No Retreat No Surrender 3: Blood Brothers (1990)
Loren Avedon returns once again but this time he plays a completely different character called Will Alexander and Keith Vitalli plays his brother Casey. The two brothers don’t see eye to eye and share different political views but when their father is brutally murdered by a terrorist group they join forces to avenge him.
For the first half of this movie I really didn’t like the character of Will; he seemed like a whiny little bitch and I thought Avedon’s character in Raging Thunder was far more interesting. Keith Vitalli was a fun addition as his character was quite smug and arrogant so they both played off each other nicely.
Rion Hunter plays the albino looking villain Franco who is the man responsible for the brother’s father getting killed so they do whatever it takes to get close to him to take him down. Franco is controlled and rarely loses his cool but I found him less entertaining than Matthias Hues.
I think the fight scenes in this entry are possibly superior to Part 2 and the final battle between the two brothers and the villain Franco is well done.
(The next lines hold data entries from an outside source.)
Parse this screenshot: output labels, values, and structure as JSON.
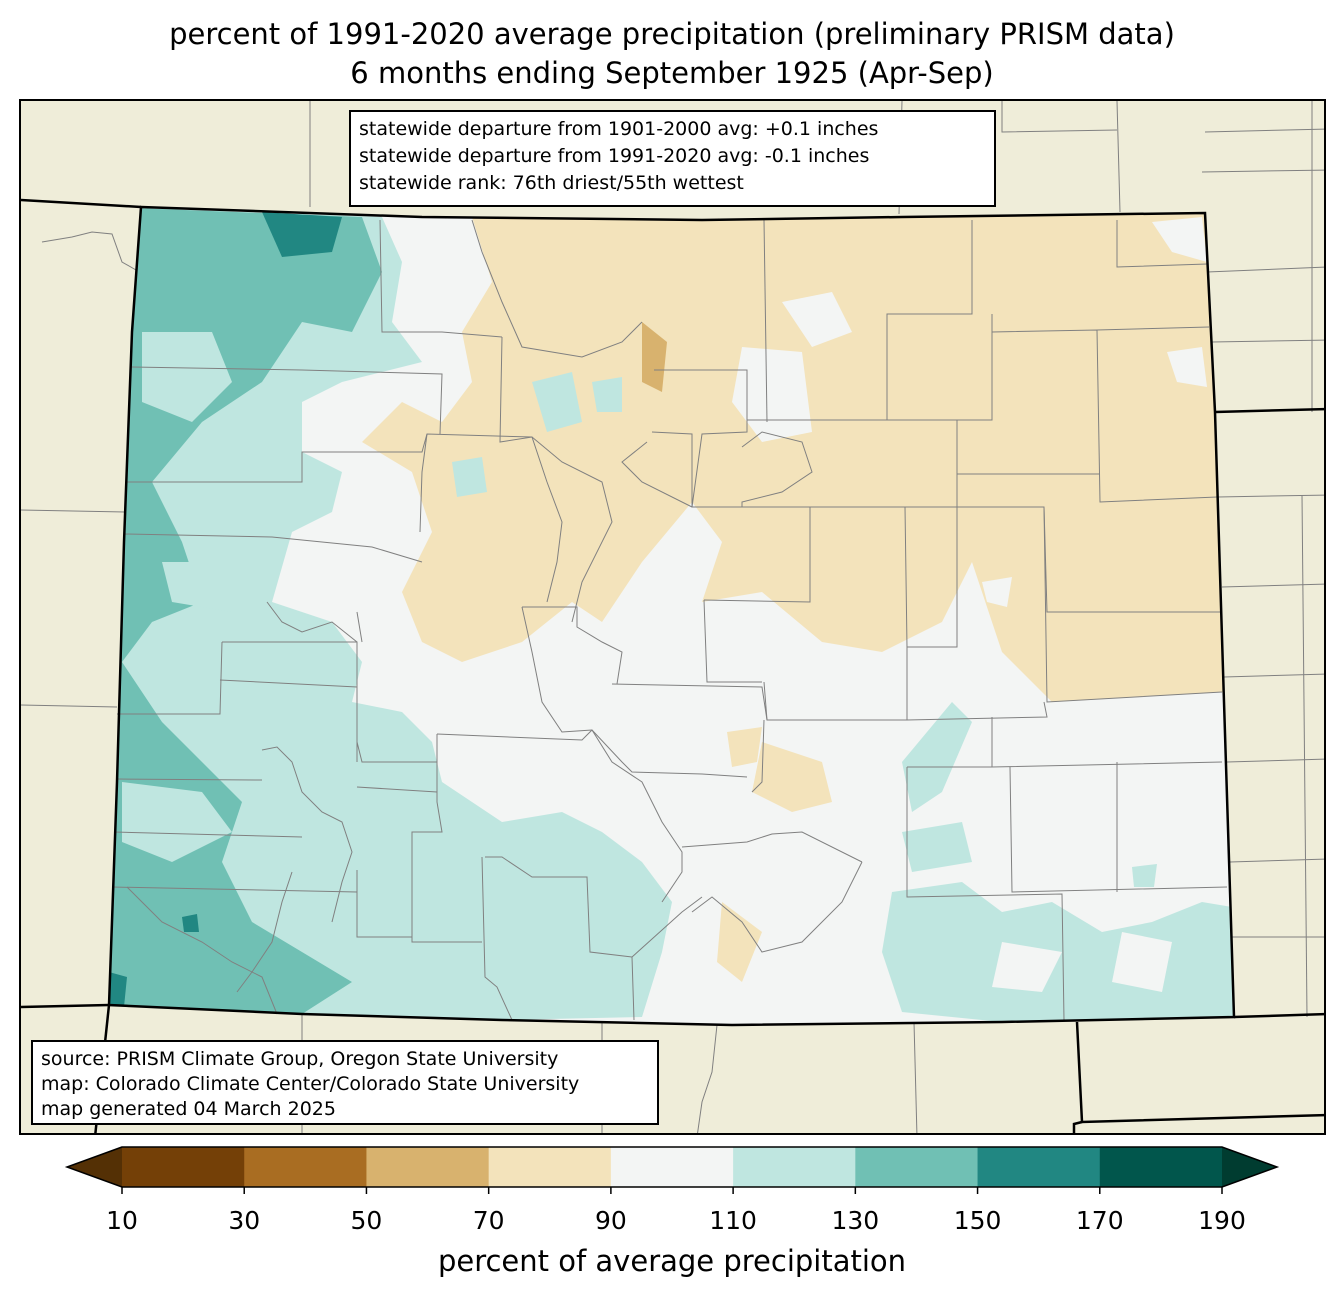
{
  "title": {
    "line1": "percent of 1991-2020 average precipitation (preliminary PRISM data)",
    "line2": "6 months ending September 1925 (Apr-Sep)"
  },
  "stats": [
    "statewide departure from 1901-2000 avg: +0.1 inches",
    "statewide departure from 1991-2020 avg: -0.1 inches",
    "statewide rank: 76th driest/55th wettest"
  ],
  "credits": [
    "source: PRISM Climate Group, Oregon State University",
    "map: Colorado Climate Center/Colorado State University",
    "map generated 04 March 2025"
  ],
  "colorbar": {
    "label": "percent of average precipitation",
    "ticks": [
      "10",
      "30",
      "50",
      "70",
      "90",
      "110",
      "130",
      "150",
      "170",
      "190"
    ],
    "under_color": "#543005",
    "over_color": "#003c30",
    "colors": [
      "#744007",
      "#a96d22",
      "#d8b26e",
      "#f3e3bb",
      "#f3f5f4",
      "#bfe6e0",
      "#70c0b4",
      "#218782",
      "#01564c"
    ]
  },
  "map_colors": {
    "land": "#efedd9",
    "state_border": "#000000",
    "county_border": "#808080"
  }
}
It takes a little while for things to get into gear action-wise but when the fights begin then the movie gets into its stride.
It never takes itself too seriously with its tongue planted firmly in its cheek. One of the best scenes is when Will goes into a bar trying to look tough (wearing shades) so he’ll get hired by the bad guys… it works and I’m going to try it this weekend.
Overall, Blood Brothers has arguably superior fight scenes than part 2 but I found Will Alexander a less sympathetic character than Scott Wylde from part 2.
I’m going to have to go with Raging Thunder here mostly because it’s called Raging Thunder but also Matthias Hues’ villain, his epic death and frankly just the sense of chaos that the film has throughout.